Yes, it really does happen to all of us. Can I take the thread on a slight tangent, though, and ask why you didn't talk to your instructor about these? Since I'm a student instructor at the moment, I'm particularly interested in the way students and instructors interact, and what I can do, as a future instructor, to get my future students to be as open with me about their flying as possible.

For example, has your instructor ever been chatting to you in the bar and talked about any f*$)-up's that he's made? Would you have been more likely to talk to him about your own mistakes if you'd known that he'd made the same mistakes once upon time?

As for me, I don't really know where to start.

- Mis-identifying ground features and thus busting controlled airspace (twice).

- Forgetting to raise flaps after take-off and flying a whole navigation leg, near enough, with flaps down (hence over-speeding the flaps) - twice. And, even worse, not reporting it so that the flaps could be checked by an engineer.

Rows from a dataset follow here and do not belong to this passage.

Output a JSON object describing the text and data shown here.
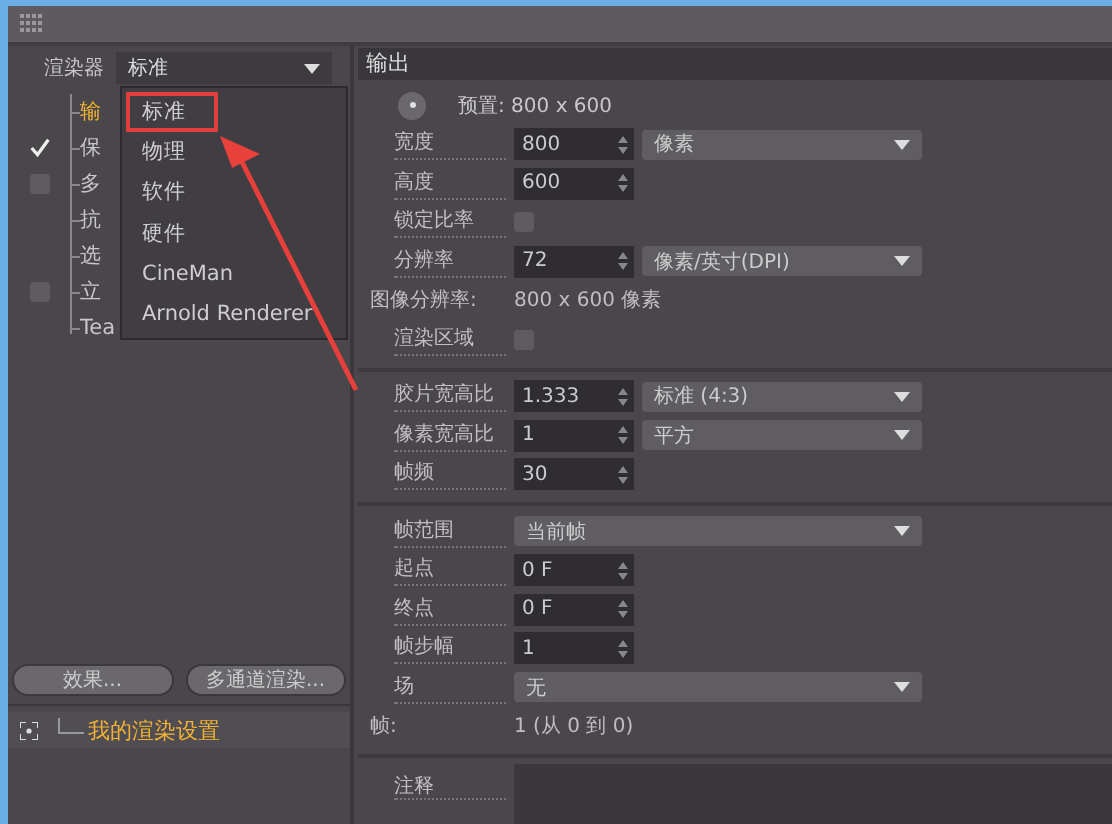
{
  "renderer": {
    "label": "渲染器",
    "value": "标准"
  },
  "renderer_menu": [
    {
      "label": "标准",
      "highlighted": true
    },
    {
      "label": "物理",
      "highlighted": false
    },
    {
      "label": "软件",
      "highlighted": false
    },
    {
      "label": "硬件",
      "highlighted": false
    },
    {
      "label": "CineMan",
      "highlighted": false
    },
    {
      "label": "Arnold Renderer",
      "highlighted": false
    }
  ],
  "settings_list": [
    {
      "label": "输",
      "kind": "plain",
      "selected": true
    },
    {
      "label": "保",
      "kind": "check",
      "checked": true,
      "selected": false
    },
    {
      "label": "多",
      "kind": "check",
      "checked": false,
      "selected": false
    },
    {
      "label": "抗",
      "kind": "plain",
      "selected": false
    },
    {
      "label": "选",
      "kind": "plain",
      "selected": false
    },
    {
      "label": "立",
      "kind": "check",
      "checked": false,
      "selected": false
    },
    {
      "label": "Tea",
      "kind": "plain",
      "selected": false
    }
  ],
  "buttons": [
    "效果...",
    "多通道渲染..."
  ],
  "presets": [
    {
      "label": "我的渲染设置",
      "selected": true
    }
  ],
  "output": {
    "title": "输出",
    "groups": [
      [
        {
          "kind": "preset",
          "text": "预置: 800 x 600"
        },
        {
          "kind": "field",
          "label": "宽度",
          "value": "800",
          "unit": "像素"
        },
        {
          "kind": "field",
          "label": "高度",
          "value": "600"
        },
        {
          "kind": "check",
          "label": "锁定比率",
          "checked": false
        },
        {
          "kind": "field",
          "label": "分辨率",
          "value": "72",
          "unit": "像素/英寸(DPI)"
        },
        {
          "kind": "info",
          "label": "图像分辨率:",
          "value": "800 x 600 像素"
        },
        {
          "kind": "check",
          "label": "渲染区域",
          "checked": false
        }
      ],
      [
        {
          "kind": "field",
          "label": "胶片宽高比",
          "value": "1.333",
          "unit": "标准 (4:3)"
        },
        {
          "kind": "field",
          "label": "像素宽高比",
          "value": "1",
          "unit": "平方"
        },
        {
          "kind": "field",
          "label": "帧频",
          "value": "30"
        }
      ],
      [
        {
          "kind": "select",
          "label": "帧范围",
          "value": "当前帧"
        },
        {
          "kind": "field",
          "label": "起点",
          "value": "0 F"
        },
        {
          "kind": "field",
          "label": "终点",
          "value": "0 F"
        },
        {
          "kind": "field",
          "label": "帧步幅",
          "value": "1"
        },
        {
          "kind": "select",
          "label": "场",
          "value": "无"
        },
        {
          "kind": "info",
          "label": "帧:",
          "value": "1 (从 0 到 0)"
        }
      ],
      [
        {
          "kind": "notes",
          "label": "注释"
        }
      ]
    ]
  }
}
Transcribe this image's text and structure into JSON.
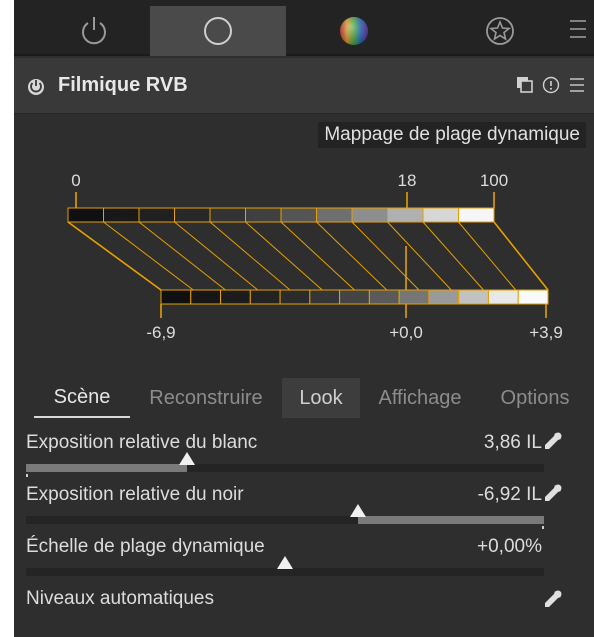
{
  "module": {
    "title": "Filmique RVB"
  },
  "graph": {
    "title": "Mappage de plage dynamique",
    "top_labels": [
      "0",
      "18",
      "100"
    ],
    "bottom_labels": [
      "-6,9",
      "+0,0",
      "+3,9"
    ]
  },
  "tabs": [
    {
      "label": "Scène",
      "active": true
    },
    {
      "label": "Reconstruire",
      "active": false
    },
    {
      "label": "Look",
      "active": false
    },
    {
      "label": "Affichage",
      "active": false
    },
    {
      "label": "Options",
      "active": false
    }
  ],
  "sliders": [
    {
      "label": "Exposition relative du blanc",
      "value": "3,86 IL",
      "position": 0.31
    },
    {
      "label": "Exposition relative du noir",
      "value": "-6,92 IL",
      "position": 0.64
    },
    {
      "label": "Échelle de plage dynamique",
      "value": "+0,00%",
      "position": 0.5
    }
  ],
  "auto_levels": {
    "label": "Niveaux automatiques"
  },
  "colors": {
    "accent": "#e6a000",
    "panel": "#2e2e2e",
    "header": "#393939"
  }
}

- Taking off in poor visibility for a cross-country. The forecast was for the weather to improve to the north, but a simple phone-call to my destination would have told me that the forecast was wrong, and saved me having to divert. It was, I think, three days before the weather improved and I could bring the aircraft home.

- Flying when far too tired. Result was running off the runway and bending the undercarriage.

- The common one (on this thread, at least) of pulling the mixture instead of the throttle.

- Getting back into an aircraft with a carb-heat control, after many hours of flying aircraft without one, and completely forgetting to use it.

- Flying the wrong way in the circuit. Or flying the circuit on the wrong side of the airfield.

Probably quite a few more that have slipped my mind for the moment. I think that the frequency with which I make these mistakes is reducing as I gain experience, but I'm a very long way off not making mistakes. In fact, I doubt anyone ever gets to that point. The important thing, though, is to learn from them - which I why the ones I am most embarassed about are the ones that I've done more than once. And which is also why I think it's important, especially for students, that we talk about our mistakes with an instructor or another pilot.